Non pas religieuse, mais à la fois simple et solennelle.
Frédéric Goyeau photographie avec la conscience de sauver de l’oubli et de la mort quelques fragments de réalité.
J’ai été ici et là, nous avons été, nous nous sommes rencontrés, semble-t-il exprimer à chaque image.

©Frédéric Goyeau
Still life, disent les Anglais, soit la vie suprême dans l’immobilité fixée sur la toile, ou le papier photographique.
Saving Daylight, répond-il en observant la lumière estivale toucher une table, un visage, un paysage.
On ouvre des grilles à la porte de l’aube, un enfant accomplit quelque rite bien à lui, le café est froid mais il est merveilleux.
Cigarettes, fleurs séchées, genoux nus.
Vierge de miséricorde, tartines grillées, dessins appliqués.

©Frédéric Goyeau
Le ciel inonde la pièce de son mystère, c’est une mer mouvante, émouvante.

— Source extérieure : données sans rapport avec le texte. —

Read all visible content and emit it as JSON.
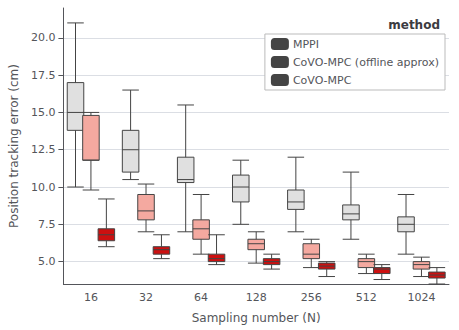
{
  "chart_data": {
    "type": "boxplot",
    "title": "",
    "xlabel": "Sampling number (N)",
    "ylabel": "Position tracking error (cm)",
    "categories": [
      "16",
      "32",
      "64",
      "128",
      "256",
      "512",
      "1024"
    ],
    "legend_title": "method",
    "legend": "upper right",
    "grid": true,
    "ylim": [
      3.5,
      22.0
    ],
    "yticks": [
      {
        "value": 5.0,
        "label": "5.0"
      },
      7.5,
      {
        "value": 10.0,
        "label": "10.0"
      },
      12.5,
      {
        "value": 15.0,
        "label": "15.0"
      },
      17.5,
      {
        "value": 20.0,
        "label": "20.0"
      }
    ],
    "series": [
      {
        "name": "MPPI",
        "color": "#e0e0e0",
        "values": [
          [
            10.0,
            13.8,
            15.0,
            17.0,
            21.0
          ],
          [
            10.5,
            11.0,
            12.5,
            13.8,
            16.5
          ],
          [
            7.0,
            10.3,
            10.5,
            12.0,
            15.5
          ],
          [
            7.5,
            9.0,
            10.0,
            10.8,
            11.8
          ],
          [
            7.0,
            8.5,
            9.0,
            9.8,
            12.0
          ],
          [
            6.5,
            7.8,
            8.2,
            8.8,
            11.0
          ],
          [
            5.5,
            7.0,
            7.5,
            8.0,
            9.5
          ]
        ]
      },
      {
        "name": "CoVO-MPC (offline approx)",
        "color": "#f4a9a0",
        "values": [
          [
            9.8,
            11.8,
            11.8,
            14.8,
            15.0
          ],
          [
            7.0,
            7.8,
            8.4,
            9.5,
            10.2
          ],
          [
            5.5,
            6.5,
            7.2,
            7.8,
            9.5
          ],
          [
            4.9,
            5.8,
            6.2,
            6.5,
            7.0
          ],
          [
            4.6,
            5.2,
            5.5,
            6.2,
            6.5
          ],
          [
            4.2,
            4.6,
            5.0,
            5.2,
            5.5
          ],
          [
            4.0,
            4.5,
            4.8,
            5.0,
            5.3
          ]
        ]
      },
      {
        "name": "CoVO-MPC",
        "color": "#cc1010",
        "values": [
          [
            6.0,
            6.4,
            6.8,
            7.2,
            9.2
          ],
          [
            5.2,
            5.5,
            5.8,
            6.0,
            6.8
          ],
          [
            4.8,
            5.0,
            5.2,
            5.5,
            6.8
          ],
          [
            4.5,
            4.8,
            5.0,
            5.2,
            5.5
          ],
          [
            4.0,
            4.5,
            4.7,
            4.9,
            5.0
          ],
          [
            3.8,
            4.2,
            4.5,
            4.6,
            4.8
          ],
          [
            3.5,
            3.9,
            4.1,
            4.3,
            4.6
          ]
        ]
      }
    ]
  }
}
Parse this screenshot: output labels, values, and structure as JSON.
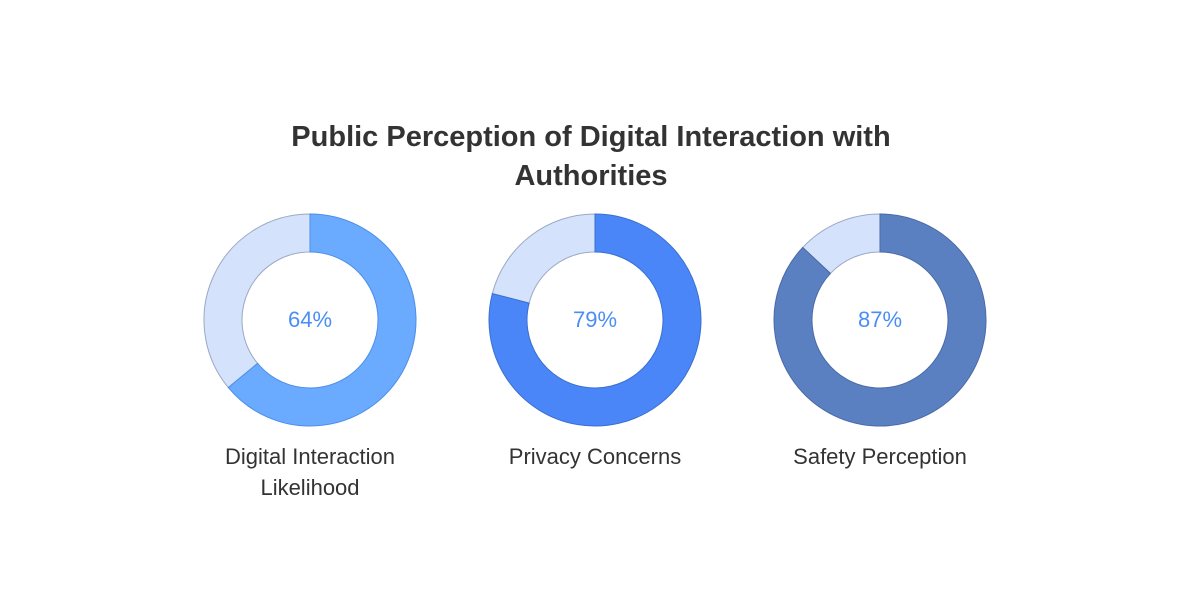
{
  "title": "Public Perception of Digital Interaction with Authorities",
  "chart_data": [
    {
      "type": "donut",
      "label": "Digital Interaction Likelihood",
      "values": [
        64
      ],
      "value_labels": [
        "64%"
      ],
      "color": "#6aaaff",
      "stroke": "#4d8ee8",
      "rest_color": "#d5e2fb"
    },
    {
      "type": "donut",
      "label": "Privacy Concerns",
      "values": [
        79
      ],
      "value_labels": [
        "79%"
      ],
      "color": "#4a86f7",
      "stroke": "#3a6fd0",
      "rest_color": "#d5e2fb"
    },
    {
      "type": "donut",
      "label": "Safety Perception",
      "values": [
        87
      ],
      "value_labels": [
        "87%"
      ],
      "color": "#5b80c2",
      "stroke": "#4a6aa5",
      "rest_color": "#d5e2fb"
    }
  ]
}
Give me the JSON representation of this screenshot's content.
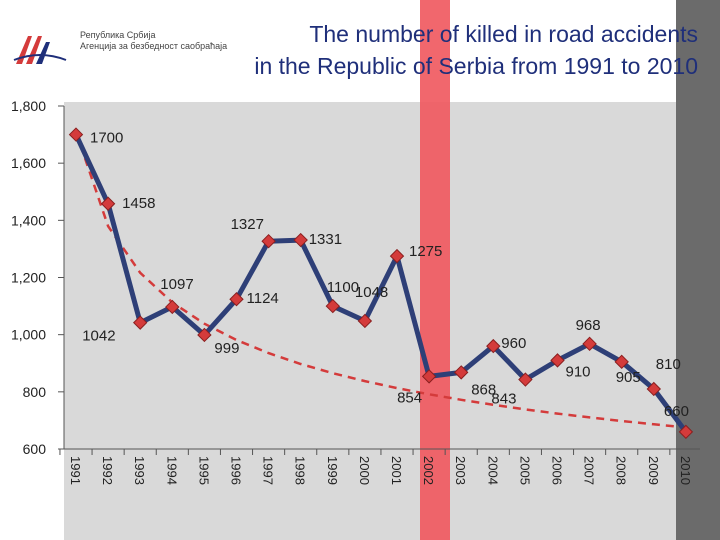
{
  "title_line1": "The number of killed in road accidents",
  "title_line2": "in the Republic of Serbia from 1991 to 2010",
  "agency_line1": "Република Србија",
  "agency_line2": "Агенција за безбедност саобраћаја",
  "colors": {
    "title": "#1f2f7a",
    "line": "#2e3f77",
    "marker": "#d43b3b",
    "trend": "#d43b3b",
    "highlight_band": "#f0575d",
    "dark_band": "#6b6b6b"
  },
  "chart_data": {
    "type": "line",
    "title": "The number of killed in road accidents in the Republic of Serbia from 1991 to 2010",
    "xlabel": "",
    "ylabel": "",
    "categories": [
      "1991",
      "1992",
      "1993",
      "1994",
      "1995",
      "1996",
      "1997",
      "1998",
      "1999",
      "2000",
      "2001",
      "2002",
      "2003",
      "2004",
      "2005",
      "2006",
      "2007",
      "2008",
      "2009",
      "2010"
    ],
    "series": [
      {
        "values": [
          1700,
          1458,
          1042,
          1097,
          999,
          1124,
          1327,
          1331,
          1100,
          1048,
          1275,
          854,
          868,
          960,
          843,
          910,
          968,
          905,
          810,
          660
        ]
      }
    ],
    "data_labels": [
      "1700",
      "1458",
      "1042",
      "1097",
      "999",
      "1124",
      "1327",
      "1331",
      "1100",
      "1048",
      "1275",
      "854",
      "868",
      "960",
      "843",
      "910",
      "968",
      "905",
      "810",
      "660"
    ],
    "trendline": "dashed decreasing curve",
    "ylim": [
      600,
      1800
    ],
    "yticks": [
      "600",
      "800",
      "1,000",
      "1,200",
      "1,400",
      "1,600",
      "1,800"
    ],
    "grid": false,
    "highlighted_categories": [
      "2002",
      "2010"
    ]
  }
}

Toi mon amie, mon amour peut-être, tu ressembles à une matriochka égarée sur les franges de l’Atlantique.
C’est le moment du gâteau, de la pêche au rien, de la baignade.
Frédéric Goyeau observe des proches bricolant leur existence.
Saving Daylight – dont le titre est emprunté à celui d’un recueil de poésie de Jim Harrison – témoigne d’une confiance entre tous qui est une grâce.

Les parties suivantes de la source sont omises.